Geschlechterrollen – Warum Klischees gefährlich sind und wie sie vermieden werden können
Von den Studierenden des Seminars Diklusion der Europa-Universität Flensburg: Julijana Naceva und Jonathan Dieckmann
Der folgende Beitrag handelt von einem Projekttag für eine 5. Klasse, der unter der Thematik „Geschlechterrollen in den Medien“ steht, bei dem die Schüler:innen Werbeclips bewerten und kritisieren und für Klischees sensibilisiert werden. Dies findet in einem digital-inklusiven Umfeld statt, bei dem die Schüler:innen ein kreatives Medienprodukt erstellen. Mit Hilfe von iPads entwerfen sie eine eigene Werbung, die ein Produkt so bewirbt, dass sich das weibliche und männliche Geschlecht angesprochen fühlt.
Die Schüler:innen lernen, dass es Geschlechtsidentitäten gibt und dass im besten Fall zwischen ihnen eine Gerechtigkeit herrschen soll. Außerdem wissen sie, warum Vorurteile gefährlich sind. Dadurch ist es ihnen, in diesem Fall anhand von Werbungen möglich, solche zu analysieren und zu erkennen, ob ggf. eine Un-/Gerechtigkeit herrscht und danach zu handeln. Sie wissen anhand ihrer Bewertung, was sie beim Erstellen ihrer eigenen Werbung beachten müssen, damit diese gelingt.

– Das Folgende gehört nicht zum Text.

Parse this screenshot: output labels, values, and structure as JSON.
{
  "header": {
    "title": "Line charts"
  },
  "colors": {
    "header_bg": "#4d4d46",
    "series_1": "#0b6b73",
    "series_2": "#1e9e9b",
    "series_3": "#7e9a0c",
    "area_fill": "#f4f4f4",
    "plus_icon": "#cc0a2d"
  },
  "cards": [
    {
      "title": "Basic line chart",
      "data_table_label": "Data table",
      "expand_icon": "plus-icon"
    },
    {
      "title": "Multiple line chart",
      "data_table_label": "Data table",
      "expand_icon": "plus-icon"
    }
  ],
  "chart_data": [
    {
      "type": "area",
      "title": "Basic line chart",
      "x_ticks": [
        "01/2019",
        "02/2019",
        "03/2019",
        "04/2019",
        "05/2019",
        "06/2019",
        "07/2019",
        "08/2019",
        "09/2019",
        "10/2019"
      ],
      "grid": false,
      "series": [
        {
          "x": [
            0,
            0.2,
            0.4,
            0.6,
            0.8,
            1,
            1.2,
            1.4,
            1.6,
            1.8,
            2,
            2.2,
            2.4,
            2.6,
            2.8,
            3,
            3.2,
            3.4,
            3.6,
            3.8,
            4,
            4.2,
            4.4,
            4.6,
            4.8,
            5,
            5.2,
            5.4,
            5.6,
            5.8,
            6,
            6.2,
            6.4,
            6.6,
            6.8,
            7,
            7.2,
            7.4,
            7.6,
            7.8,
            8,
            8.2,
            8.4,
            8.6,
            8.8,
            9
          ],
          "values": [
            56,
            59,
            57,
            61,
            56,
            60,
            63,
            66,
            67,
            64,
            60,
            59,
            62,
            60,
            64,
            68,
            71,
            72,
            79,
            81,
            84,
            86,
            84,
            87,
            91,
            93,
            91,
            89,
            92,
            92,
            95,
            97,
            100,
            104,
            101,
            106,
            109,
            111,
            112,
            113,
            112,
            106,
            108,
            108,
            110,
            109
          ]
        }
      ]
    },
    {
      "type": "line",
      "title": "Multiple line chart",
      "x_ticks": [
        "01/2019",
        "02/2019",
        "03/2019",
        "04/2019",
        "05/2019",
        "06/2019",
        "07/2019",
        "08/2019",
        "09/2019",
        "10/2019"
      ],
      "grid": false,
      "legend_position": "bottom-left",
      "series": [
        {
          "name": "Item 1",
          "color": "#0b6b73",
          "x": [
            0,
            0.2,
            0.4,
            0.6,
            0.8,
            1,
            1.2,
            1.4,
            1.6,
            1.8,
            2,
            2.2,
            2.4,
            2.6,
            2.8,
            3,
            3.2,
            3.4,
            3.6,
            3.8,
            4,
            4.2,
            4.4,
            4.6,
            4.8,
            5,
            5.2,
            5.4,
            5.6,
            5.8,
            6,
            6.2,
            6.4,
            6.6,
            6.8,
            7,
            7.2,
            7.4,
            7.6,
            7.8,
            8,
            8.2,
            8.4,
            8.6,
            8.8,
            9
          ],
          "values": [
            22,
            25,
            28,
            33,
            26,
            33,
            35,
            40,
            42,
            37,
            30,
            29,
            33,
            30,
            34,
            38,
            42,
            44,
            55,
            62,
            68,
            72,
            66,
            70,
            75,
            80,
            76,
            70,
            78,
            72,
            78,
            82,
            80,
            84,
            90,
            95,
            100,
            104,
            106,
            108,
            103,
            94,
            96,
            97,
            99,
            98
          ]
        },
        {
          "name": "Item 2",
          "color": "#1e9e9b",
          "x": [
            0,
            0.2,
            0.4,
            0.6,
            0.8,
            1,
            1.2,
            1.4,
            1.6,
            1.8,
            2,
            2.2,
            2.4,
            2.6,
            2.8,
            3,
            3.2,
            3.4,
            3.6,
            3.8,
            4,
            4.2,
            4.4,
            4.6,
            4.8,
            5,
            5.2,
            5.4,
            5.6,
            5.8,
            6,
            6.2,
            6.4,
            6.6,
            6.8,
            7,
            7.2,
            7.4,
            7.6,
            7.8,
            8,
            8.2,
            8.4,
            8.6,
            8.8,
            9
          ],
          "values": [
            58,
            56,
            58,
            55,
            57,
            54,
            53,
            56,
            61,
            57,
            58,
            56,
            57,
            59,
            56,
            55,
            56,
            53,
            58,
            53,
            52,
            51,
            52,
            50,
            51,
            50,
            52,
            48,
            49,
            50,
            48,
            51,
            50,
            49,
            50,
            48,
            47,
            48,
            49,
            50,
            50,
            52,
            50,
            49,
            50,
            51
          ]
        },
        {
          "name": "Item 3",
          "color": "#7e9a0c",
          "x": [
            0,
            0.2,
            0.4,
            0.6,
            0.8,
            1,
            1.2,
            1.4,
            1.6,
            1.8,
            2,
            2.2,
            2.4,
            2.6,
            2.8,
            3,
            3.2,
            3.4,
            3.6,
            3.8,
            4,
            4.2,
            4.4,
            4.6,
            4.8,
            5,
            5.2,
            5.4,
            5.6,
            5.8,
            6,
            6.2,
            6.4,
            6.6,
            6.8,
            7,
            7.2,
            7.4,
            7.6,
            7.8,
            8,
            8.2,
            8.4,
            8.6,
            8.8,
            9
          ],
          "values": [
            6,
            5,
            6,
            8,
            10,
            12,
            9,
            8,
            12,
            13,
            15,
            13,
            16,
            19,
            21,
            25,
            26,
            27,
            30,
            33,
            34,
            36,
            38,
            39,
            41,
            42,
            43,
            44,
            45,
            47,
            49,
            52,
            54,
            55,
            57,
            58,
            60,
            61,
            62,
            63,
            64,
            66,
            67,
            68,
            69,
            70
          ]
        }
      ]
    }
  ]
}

Dadurch trainieren sie ihr Wissen und können dieses direkt auf ihre Handlungskompetenz übertragen. Da die Werbeclips mit iPad-Tools, wie beispielsweise iMovie, erstellt werden, erlernen sie die Handhabung dieser. Sie können im weiteren Verlauf des Schuljahres eingesetzt werden. Für den selbst erstellten Werbeclip wägen sie Informationen ab und üben sich dadurch in ihre Urteilskompetenz. Dieses Projekt findet hauptsächlich in einer Gruppenarbeit statt, bei der die Schüler:innen ihre Sozialkompetenz erweitern, denn sie müssen eindeutig miteinander kommunizieren, aneinander Kritik üben und Rücksicht aufeinander nehmen, um ein Medienprodukt anfertigen zu können.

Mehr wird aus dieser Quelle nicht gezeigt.